Except no, he's closed, as the other doctor's receptionist tells us from two feet away after we've stood at the window for ten minutes. We call the office number, but it's just a machine saying to call 911 if there's an emergency. (Gone are the days of movies where people begged with answering services to please put the call through even if the doctor is at a party, huh?)
We go home, feeling a like there's got to be a rewind button somewhere, and assume there will be a message on the other voicemail, the computer voicemail, because even though we're on the same insurance and I gave her my cell number, maybe they thought that was just for me. Fair enough. Stupid us.
No message.
And now Mike is starting a new gig, taking a vacant position as his own classroom for rest of the year instead of subbing for another teacher, and this stupid thing that's been bobbing under the surface of our break is still there. Plus now there's the problem of getting a new appointment and me getting across town to take Mike after school, and not wanting to take any sick days because everything's crazy with end-of-semesterness and new-jobness. All stuff that could've been handled beautifully during break.
The alarm will be going off much sooner than when I started writing this, but at least my jaw has stopped shaking. Here, I thought I was in the Pepper & Arthur Club of "Nothing Wrong With Me 'Cept I'm Old 'n Fat," but I was reading myself to sleep and my jaw started shaking, like it was cold. Brrr! Brrrr! Brrrrr! Like that. Except I'm not cold. I think I just felt anxious. (GOSH, I WONDER WHY?) So, I started typing.

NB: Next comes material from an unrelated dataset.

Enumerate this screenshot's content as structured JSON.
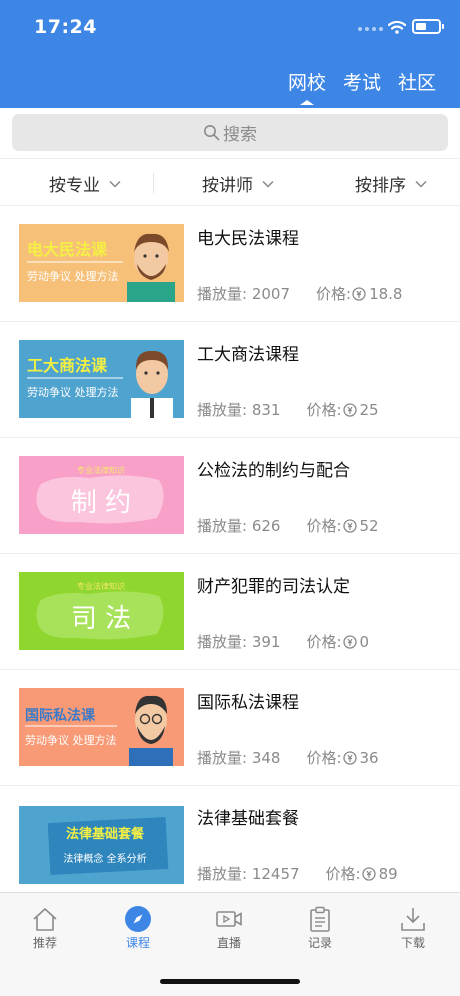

Now I feel better. (Thanks.) I have an open tab somewhere with some weblog award-nominee (I only looked because I like to know who's competing with my faves) making a post about how wanting a readership is an assumed part of blogging. Liking, enjoying, wondering about... sure, but wanting a readership. I don't see that as required at all. I seem to remember when it was even considered gauche to want one, because weren't we all just here for the free expression and gaggity-whateverness?
I like to write, but wanting a blog readership comes with too much responsibility for me, like proofreading and remembering to change the names. I'd love to pull a five-figure monthly income (or whatever Poop on Peeps claims) like Dooce, but then I'd have to be Dooce, and that takes work and edamame and a lack of birth control. (By the way, that's an income of cash, not readers. I''m sure the readership is even higher. That's a lot of remembering to insert fresh, original similes into every paragraph while quite literally balancing things on heads.)

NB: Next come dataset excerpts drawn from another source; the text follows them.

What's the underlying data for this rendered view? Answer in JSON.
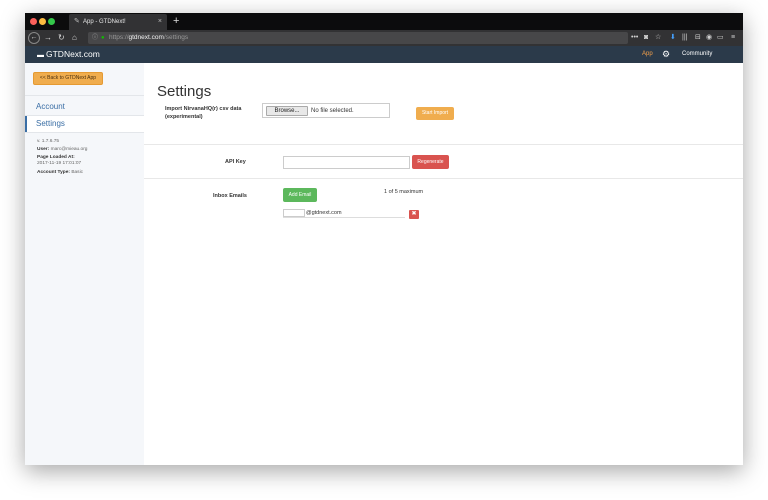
{
  "browser": {
    "tab_title": "App - GTDNext!",
    "tab_close": "×",
    "new_tab": "+",
    "url_info_icon": "ⓘ",
    "url_lock_icon": "🔒",
    "url_scheme": "https://",
    "url_host": "gtdnext.com",
    "url_path": "/settings",
    "icons": [
      "overflow-menu-icon",
      "pocket-icon",
      "bookmark-star-icon",
      "downloads-icon",
      "library-icon",
      "extension-icon",
      "sync-icon",
      "hamburger-menu-icon"
    ]
  },
  "app": {
    "brand": "GTDNext.com",
    "nav_app": "App",
    "nav_community": "Community",
    "accent_color": "#f0ad4e",
    "header_color": "#2b3a4a"
  },
  "sidebar": {
    "back_button": "<< Back to GTDNext App",
    "items": [
      {
        "label": "Account",
        "active": false
      },
      {
        "label": "Settings",
        "active": true
      }
    ],
    "version": "v. 1.7.6.75",
    "user_label": "User:",
    "user_value": "marc@mieau.org",
    "page_loaded_label": "Page Loaded At:",
    "page_loaded_value": "2017-11-19 17:01:07",
    "account_type_label": "Account Type:",
    "account_type_value": "Basic"
  },
  "main": {
    "title": "Settings",
    "import": {
      "label": "Import NirvanaHQ(r) csv data (experimental)",
      "browse_label": "Browse...",
      "file_status": "No file selected.",
      "start_button": "Start Import"
    },
    "api": {
      "label": "API Key",
      "value": "",
      "regenerate_button": "Regenerate"
    },
    "inbox": {
      "label": "Inbox Emails",
      "add_button": "Add Email",
      "max_note": "1 of 5 maximum",
      "emails": [
        {
          "prefix": "",
          "suffix": "@gtdnext.com",
          "delete_label": "✖"
        }
      ]
    }
  }
}
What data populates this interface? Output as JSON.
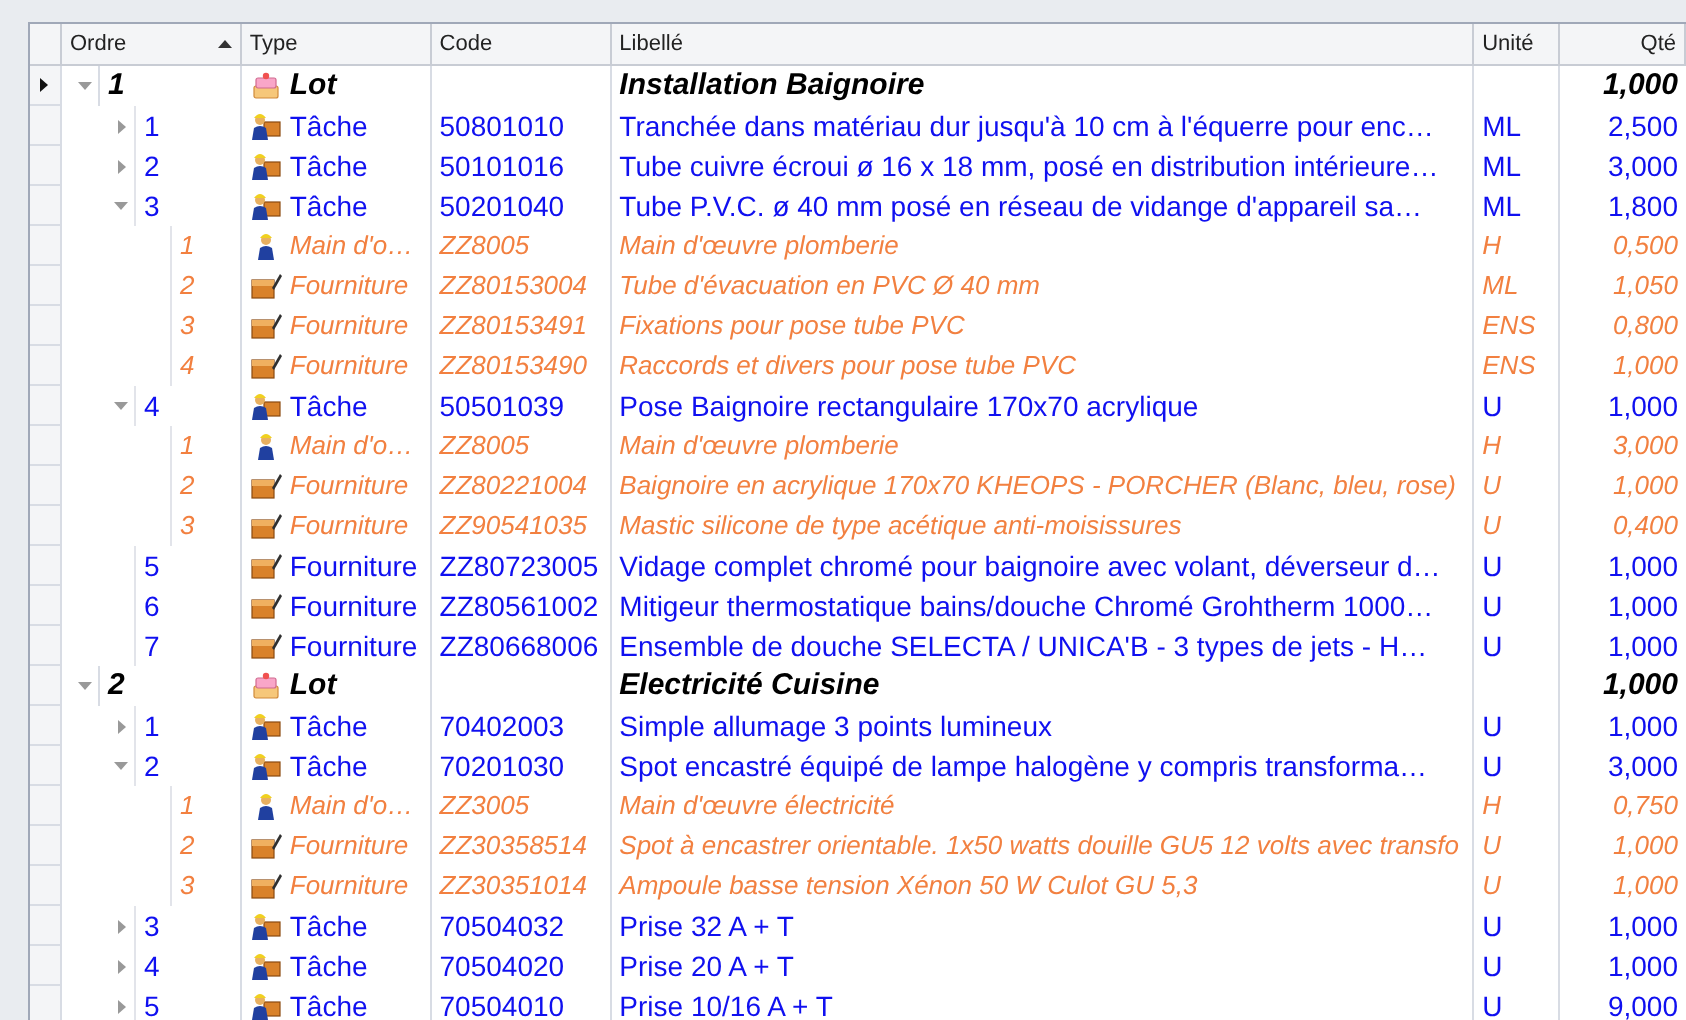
{
  "table": {
    "columns": [
      {
        "label": "Ordre",
        "sorted": true
      },
      {
        "label": "Type",
        "sorted": false
      },
      {
        "label": "Code",
        "sorted": false
      },
      {
        "label": "Libellé",
        "sorted": false
      },
      {
        "label": "Unité",
        "sorted": false
      },
      {
        "label": "Qté",
        "sorted": false
      }
    ],
    "rows": [
      {
        "order": "1",
        "kind": "lot",
        "type": "Lot",
        "label": "Installation Baignoire",
        "qty": "1,000",
        "selected": true,
        "expanded": true,
        "children": [
          {
            "order": "1",
            "kind": "task",
            "type": "Tâche",
            "code": "50801010",
            "label": "Tranchée dans matériau dur jusqu'à 10 cm à l'équerre pour enc…",
            "unit": "ML",
            "qty": "2,500",
            "selected": false,
            "expanded": false
          },
          {
            "order": "2",
            "kind": "task",
            "type": "Tâche",
            "code": "50101016",
            "label": "Tube cuivre écroui ø 16 x 18 mm, posé en distribution intérieure…",
            "unit": "ML",
            "qty": "3,000",
            "selected": false,
            "expanded": false
          },
          {
            "order": "3",
            "kind": "task",
            "type": "Tâche",
            "code": "50201040",
            "label": "Tube P.V.C. ø 40 mm posé en réseau de vidange d'appareil sa…",
            "unit": "ML",
            "qty": "1,800",
            "selected": false,
            "expanded": true,
            "children": [
              {
                "order": "1",
                "kind": "labor",
                "type": "Main d'o…",
                "code": "ZZ8005",
                "label": "Main d'œuvre plomberie",
                "unit": "H",
                "qty": "0,500",
                "selected": false
              },
              {
                "order": "2",
                "kind": "supply",
                "type": "Fourniture",
                "code": "ZZ80153004",
                "label": "Tube d'évacuation en PVC Ø 40 mm",
                "unit": "ML",
                "qty": "1,050",
                "selected": false
              },
              {
                "order": "3",
                "kind": "supply",
                "type": "Fourniture",
                "code": "ZZ80153491",
                "label": "Fixations pour pose tube PVC",
                "unit": "ENS",
                "qty": "0,800",
                "selected": false
              },
              {
                "order": "4",
                "kind": "supply",
                "type": "Fourniture",
                "code": "ZZ80153490",
                "label": "Raccords et divers pour pose tube PVC",
                "unit": "ENS",
                "qty": "1,000",
                "selected": false
              }
            ]
          },
          {
            "order": "4",
            "kind": "task",
            "type": "Tâche",
            "code": "50501039",
            "label": "Pose Baignoire rectangulaire 170x70 acrylique",
            "unit": "U",
            "qty": "1,000",
            "selected": false,
            "expanded": true,
            "children": [
              {
                "order": "1",
                "kind": "labor",
                "type": "Main d'o…",
                "code": "ZZ8005",
                "label": "Main d'œuvre plomberie",
                "unit": "H",
                "qty": "3,000",
                "selected": false
              },
              {
                "order": "2",
                "kind": "supply",
                "type": "Fourniture",
                "code": "ZZ80221004",
                "label": "Baignoire en acrylique 170x70 KHEOPS  - PORCHER (Blanc, bleu, rose)",
                "unit": "U",
                "qty": "1,000",
                "selected": false
              },
              {
                "order": "3",
                "kind": "supply",
                "type": "Fourniture",
                "code": "ZZ90541035",
                "label": "Mastic silicone de type acétique anti-moisissures",
                "unit": "U",
                "qty": "0,400",
                "selected": false
              }
            ]
          },
          {
            "order": "5",
            "kind": "supply",
            "type": "Fourniture",
            "code": "ZZ80723005",
            "label": "Vidage complet chromé pour baignoire avec volant, déverseur d…",
            "unit": "U",
            "qty": "1,000",
            "selected": false
          },
          {
            "order": "6",
            "kind": "supply",
            "type": "Fourniture",
            "code": "ZZ80561002",
            "label": "Mitigeur thermostatique bains/douche Chromé Grohtherm 1000…",
            "unit": "U",
            "qty": "1,000",
            "selected": false
          },
          {
            "order": "7",
            "kind": "supply",
            "type": "Fourniture",
            "code": "ZZ80668006",
            "label": "Ensemble de douche SELECTA / UNICA'B  - 3 types de jets - H…",
            "unit": "U",
            "qty": "1,000",
            "selected": false
          }
        ]
      },
      {
        "order": "2",
        "kind": "lot",
        "type": "Lot",
        "label": "Electricité Cuisine",
        "qty": "1,000",
        "selected": false,
        "expanded": true,
        "children": [
          {
            "order": "1",
            "kind": "task",
            "type": "Tâche",
            "code": "70402003",
            "label": "Simple allumage 3 points lumineux",
            "unit": "U",
            "qty": "1,000",
            "selected": false,
            "expanded": false
          },
          {
            "order": "2",
            "kind": "task",
            "type": "Tâche",
            "code": "70201030",
            "label": "Spot encastré équipé de lampe halogène y compris transforma…",
            "unit": "U",
            "qty": "3,000",
            "selected": false,
            "expanded": true,
            "children": [
              {
                "order": "1",
                "kind": "labor",
                "type": "Main d'o…",
                "code": "ZZ3005",
                "label": "Main d'œuvre électricité",
                "unit": "H",
                "qty": "0,750",
                "selected": false
              },
              {
                "order": "2",
                "kind": "supply",
                "type": "Fourniture",
                "code": "ZZ30358514",
                "label": "Spot à encastrer orientable. 1x50 watts douille GU5 12 volts avec transfo",
                "unit": "U",
                "qty": "1,000",
                "selected": false
              },
              {
                "order": "3",
                "kind": "supply",
                "type": "Fourniture",
                "code": "ZZ30351014",
                "label": "Ampoule basse tension Xénon 50 W Culot GU 5,3",
                "unit": "U",
                "qty": "1,000",
                "selected": false
              }
            ]
          },
          {
            "order": "3",
            "kind": "task",
            "type": "Tâche",
            "code": "70504032",
            "label": "Prise 32 A + T",
            "unit": "U",
            "qty": "1,000",
            "selected": false,
            "expanded": false
          },
          {
            "order": "4",
            "kind": "task",
            "type": "Tâche",
            "code": "70504020",
            "label": "Prise 20 A + T",
            "unit": "U",
            "qty": "1,000",
            "selected": false,
            "expanded": false
          },
          {
            "order": "5",
            "kind": "task",
            "type": "Tâche",
            "code": "70504010",
            "label": "Prise 10/16 A + T",
            "unit": "U",
            "qty": "9,000",
            "selected": false,
            "expanded": false
          }
        ]
      }
    ]
  }
}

So, I wrote all of this because writing is cathartic. I wrote it publicly because I don't mind sharing it, and I know it sometimes helps others to read someone else rambling and griping. (Whether they're reading it to be distracted from their own problems, to commiserate, to feel more smug about themselves, or to reformat it in Word for my inevitable commitment hearing is unimportant at this time.)
If anyone actually this whole post, well, thanks for listening. And sorry for any end-of-the-day-oops-it's-morning jumblyness. Now all this thinking is out here on my auxiliary brain, and I won't have to think about any of it until there's something new to process. Hope for happy neurons. The main brain's going to try to cat nap for 30 then begin the three-month march to Spring Break.